Despite being exhausted and badly beaten up, Barboza nearly snatched victory from the jaws in defeat in the third round when he landed a dramatic spinning heel kick that instantly put Lee on shaky legs. Lee gathered himself enough to take Barboza down to the canvas and ride out any danger, but the 25-year-old contender admitted Monday that the kick was a close enough call.
“I’m still feeling it,” Lee said. “I mean, he kicked the sh*t outta me, I ain’t gonna lie. Barboza’s explosive. I was setting up my knockout shot and I took my focus off of him for a half-a-second, and at this level, especially with a guy like that — that’s been one of the things that my coaches have been saying to me for a long time, and that’s one of the things that I even had to keep reminding myself of during the actual fight. A reporter asked me, he was like, ‘It sounded like you were in there talking.’ I wasn’t talking to Barboza, I was talking to myself. I was reminding myself of those things, to stay sharp and not get caught with something. But, for that split-second, I looked away and yeah, he rang me.”
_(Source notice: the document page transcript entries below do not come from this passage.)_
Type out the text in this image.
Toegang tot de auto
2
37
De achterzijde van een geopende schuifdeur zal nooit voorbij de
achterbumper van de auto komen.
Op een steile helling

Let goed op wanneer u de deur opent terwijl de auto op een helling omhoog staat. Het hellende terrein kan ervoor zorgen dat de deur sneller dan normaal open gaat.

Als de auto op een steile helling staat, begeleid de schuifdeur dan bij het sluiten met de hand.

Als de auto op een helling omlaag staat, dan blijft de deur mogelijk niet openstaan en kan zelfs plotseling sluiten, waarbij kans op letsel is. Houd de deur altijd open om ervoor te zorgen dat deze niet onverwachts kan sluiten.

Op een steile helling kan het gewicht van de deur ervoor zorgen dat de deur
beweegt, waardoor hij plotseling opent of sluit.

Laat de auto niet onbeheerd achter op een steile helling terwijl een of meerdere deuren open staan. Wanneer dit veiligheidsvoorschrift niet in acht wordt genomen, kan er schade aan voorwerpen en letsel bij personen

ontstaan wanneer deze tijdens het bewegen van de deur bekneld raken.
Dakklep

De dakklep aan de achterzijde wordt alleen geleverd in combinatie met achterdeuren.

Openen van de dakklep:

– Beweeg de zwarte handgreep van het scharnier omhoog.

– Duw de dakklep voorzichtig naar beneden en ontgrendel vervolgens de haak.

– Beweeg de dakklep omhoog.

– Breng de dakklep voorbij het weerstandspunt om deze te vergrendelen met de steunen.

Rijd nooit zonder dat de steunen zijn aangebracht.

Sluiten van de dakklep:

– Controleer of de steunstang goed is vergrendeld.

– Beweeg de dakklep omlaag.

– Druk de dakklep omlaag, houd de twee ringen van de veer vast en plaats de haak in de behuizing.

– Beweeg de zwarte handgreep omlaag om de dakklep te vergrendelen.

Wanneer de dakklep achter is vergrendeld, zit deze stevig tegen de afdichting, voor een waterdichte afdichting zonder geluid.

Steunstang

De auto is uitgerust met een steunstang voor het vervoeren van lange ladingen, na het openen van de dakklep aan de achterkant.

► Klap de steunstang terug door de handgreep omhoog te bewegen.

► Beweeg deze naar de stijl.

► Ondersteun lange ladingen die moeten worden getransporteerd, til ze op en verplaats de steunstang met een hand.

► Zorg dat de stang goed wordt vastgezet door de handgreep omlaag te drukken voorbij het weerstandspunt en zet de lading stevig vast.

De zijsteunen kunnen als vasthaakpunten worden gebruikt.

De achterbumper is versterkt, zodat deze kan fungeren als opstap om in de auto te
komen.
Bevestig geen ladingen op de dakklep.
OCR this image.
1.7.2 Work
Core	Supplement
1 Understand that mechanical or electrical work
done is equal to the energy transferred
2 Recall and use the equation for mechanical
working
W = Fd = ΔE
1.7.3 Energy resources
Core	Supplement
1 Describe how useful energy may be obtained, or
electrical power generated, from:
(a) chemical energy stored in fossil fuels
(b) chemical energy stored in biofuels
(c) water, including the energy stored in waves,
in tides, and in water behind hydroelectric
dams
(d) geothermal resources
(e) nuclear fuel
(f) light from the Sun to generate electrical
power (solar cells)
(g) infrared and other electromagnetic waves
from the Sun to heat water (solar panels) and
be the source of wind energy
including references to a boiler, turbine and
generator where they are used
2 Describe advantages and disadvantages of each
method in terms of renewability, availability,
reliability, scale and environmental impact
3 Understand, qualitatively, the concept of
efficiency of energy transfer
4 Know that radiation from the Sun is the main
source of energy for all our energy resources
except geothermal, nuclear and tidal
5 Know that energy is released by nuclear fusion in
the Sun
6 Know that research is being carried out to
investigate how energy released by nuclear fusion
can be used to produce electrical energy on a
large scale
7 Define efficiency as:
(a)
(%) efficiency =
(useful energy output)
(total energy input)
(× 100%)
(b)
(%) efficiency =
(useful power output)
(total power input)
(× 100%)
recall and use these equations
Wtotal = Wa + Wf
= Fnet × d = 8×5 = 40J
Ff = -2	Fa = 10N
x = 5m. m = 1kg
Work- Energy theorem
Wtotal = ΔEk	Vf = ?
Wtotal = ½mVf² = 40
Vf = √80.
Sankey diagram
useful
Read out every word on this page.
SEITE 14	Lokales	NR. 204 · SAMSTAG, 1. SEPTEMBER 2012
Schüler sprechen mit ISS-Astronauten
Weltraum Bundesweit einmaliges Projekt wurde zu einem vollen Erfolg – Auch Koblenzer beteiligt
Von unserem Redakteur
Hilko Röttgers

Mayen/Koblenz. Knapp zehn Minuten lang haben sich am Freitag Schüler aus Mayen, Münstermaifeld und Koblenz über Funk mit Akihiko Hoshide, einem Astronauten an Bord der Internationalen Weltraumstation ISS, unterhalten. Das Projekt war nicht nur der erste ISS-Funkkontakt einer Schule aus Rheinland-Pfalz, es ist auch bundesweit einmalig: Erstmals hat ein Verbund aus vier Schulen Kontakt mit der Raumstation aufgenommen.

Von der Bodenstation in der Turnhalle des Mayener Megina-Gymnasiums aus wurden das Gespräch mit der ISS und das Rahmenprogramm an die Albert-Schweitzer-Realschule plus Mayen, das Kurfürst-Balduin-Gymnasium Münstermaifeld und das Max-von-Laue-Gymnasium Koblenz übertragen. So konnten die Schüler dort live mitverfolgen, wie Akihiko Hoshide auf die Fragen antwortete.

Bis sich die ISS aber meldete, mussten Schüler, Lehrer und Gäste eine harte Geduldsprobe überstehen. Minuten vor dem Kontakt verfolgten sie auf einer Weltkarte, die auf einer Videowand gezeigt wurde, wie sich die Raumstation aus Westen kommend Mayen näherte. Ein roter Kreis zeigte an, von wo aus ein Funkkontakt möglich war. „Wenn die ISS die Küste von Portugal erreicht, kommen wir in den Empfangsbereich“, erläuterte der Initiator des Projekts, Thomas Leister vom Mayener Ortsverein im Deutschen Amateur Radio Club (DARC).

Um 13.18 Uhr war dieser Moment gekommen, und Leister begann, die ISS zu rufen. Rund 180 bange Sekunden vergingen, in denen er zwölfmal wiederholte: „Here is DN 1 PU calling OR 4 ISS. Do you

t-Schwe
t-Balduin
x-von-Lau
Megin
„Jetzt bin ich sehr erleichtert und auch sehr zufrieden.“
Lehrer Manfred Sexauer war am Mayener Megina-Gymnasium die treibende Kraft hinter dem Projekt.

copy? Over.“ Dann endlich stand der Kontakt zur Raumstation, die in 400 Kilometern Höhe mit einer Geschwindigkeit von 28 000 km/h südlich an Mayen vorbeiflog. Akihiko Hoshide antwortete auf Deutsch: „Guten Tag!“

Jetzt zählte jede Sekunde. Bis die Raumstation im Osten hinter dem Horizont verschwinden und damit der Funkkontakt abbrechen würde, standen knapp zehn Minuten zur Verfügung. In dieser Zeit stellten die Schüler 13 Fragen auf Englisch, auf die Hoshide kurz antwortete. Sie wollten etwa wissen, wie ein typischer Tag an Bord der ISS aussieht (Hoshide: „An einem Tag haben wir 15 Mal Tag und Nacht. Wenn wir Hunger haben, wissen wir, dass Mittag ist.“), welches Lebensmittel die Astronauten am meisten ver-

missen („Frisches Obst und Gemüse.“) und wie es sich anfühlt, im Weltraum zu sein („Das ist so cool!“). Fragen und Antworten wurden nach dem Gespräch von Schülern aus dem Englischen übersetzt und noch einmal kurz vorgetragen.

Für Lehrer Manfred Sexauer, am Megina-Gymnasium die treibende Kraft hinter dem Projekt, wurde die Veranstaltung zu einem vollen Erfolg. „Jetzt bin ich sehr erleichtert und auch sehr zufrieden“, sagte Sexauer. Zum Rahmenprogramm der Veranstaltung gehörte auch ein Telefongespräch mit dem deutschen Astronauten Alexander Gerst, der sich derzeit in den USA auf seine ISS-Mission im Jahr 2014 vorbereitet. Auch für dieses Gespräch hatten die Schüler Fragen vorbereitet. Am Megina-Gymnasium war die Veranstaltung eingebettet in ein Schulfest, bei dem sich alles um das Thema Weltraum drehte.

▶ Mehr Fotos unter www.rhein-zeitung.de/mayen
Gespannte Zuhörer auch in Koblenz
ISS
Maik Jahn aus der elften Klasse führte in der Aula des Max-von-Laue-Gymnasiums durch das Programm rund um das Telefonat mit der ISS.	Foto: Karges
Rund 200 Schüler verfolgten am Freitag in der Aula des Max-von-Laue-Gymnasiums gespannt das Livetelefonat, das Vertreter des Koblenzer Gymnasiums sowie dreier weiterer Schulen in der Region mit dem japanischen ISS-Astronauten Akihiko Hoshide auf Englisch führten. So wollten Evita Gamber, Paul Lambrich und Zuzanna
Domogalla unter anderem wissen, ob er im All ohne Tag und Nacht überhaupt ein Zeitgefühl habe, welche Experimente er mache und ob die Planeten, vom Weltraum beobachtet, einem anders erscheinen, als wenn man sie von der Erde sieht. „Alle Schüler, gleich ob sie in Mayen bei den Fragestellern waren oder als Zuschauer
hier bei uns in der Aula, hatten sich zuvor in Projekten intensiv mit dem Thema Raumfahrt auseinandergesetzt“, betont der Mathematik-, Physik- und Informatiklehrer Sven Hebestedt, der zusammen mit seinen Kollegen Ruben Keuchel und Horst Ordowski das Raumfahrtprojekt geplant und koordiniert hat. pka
The matchup against Barboza was Lee’s first fight since the death of his longtime coach Robert Follis. Lee said the former Xtreme Couture and Team Quest leader was still with him in spirit, and the memory of Follis’ voice actually helped guide Lee through difficult moments at UFC Atlantic City.
“It was more surreal,” Lee said. “Like I said, I did a lot of talking to myself even before, during, and after [the fight], and a lot of that was in his voice. When I got hit with that kick even, the crowd and everybody else screamed and went wild, but it was kinda his calming tone that kinda kept me in there and made sure that I kept my eyes on [Barboza], no matter how bad my legs wobbled or my body wanted to shake.
“So he guided me all the way through it, and the victory is still for him. And I truly felt that way going into it, and I think that showed during my performance.”
Moving forward, Lee’s biggest desire is no secret. He called out Nurmagomedov after UFC Atlantic City, just as he’s called out Nurmagomedov countless times over the past several years. Lee can’t quite put a finger on why he’s so confident in a matchup against the unbeaten Dagestani champion — he just has a feeling that he’d succeed where 26 other martial artists have failed so spectacularly in the past.
“I just know it,” Lee said. “I can see him. I don’t know, I just know it. It’s just something. You can call it a vision, you can call it whatever you want to. I just think that’s going to be a big fight, it’s going to be a big fight in my career, and I want to be the one to take away that ‘0.’
“There’s been a couple guys that I’ve had my eye on for a long time, that, I see them going through it and I’m like, ‘Oh, yeah, that one right there, that’s going to be the case.’ And Khabib has been that for a while, and he’s avoided me a lot up until this point. But now it’s getting to the point where it’s unavoidable, and I think it’s scaring his whole team, really.”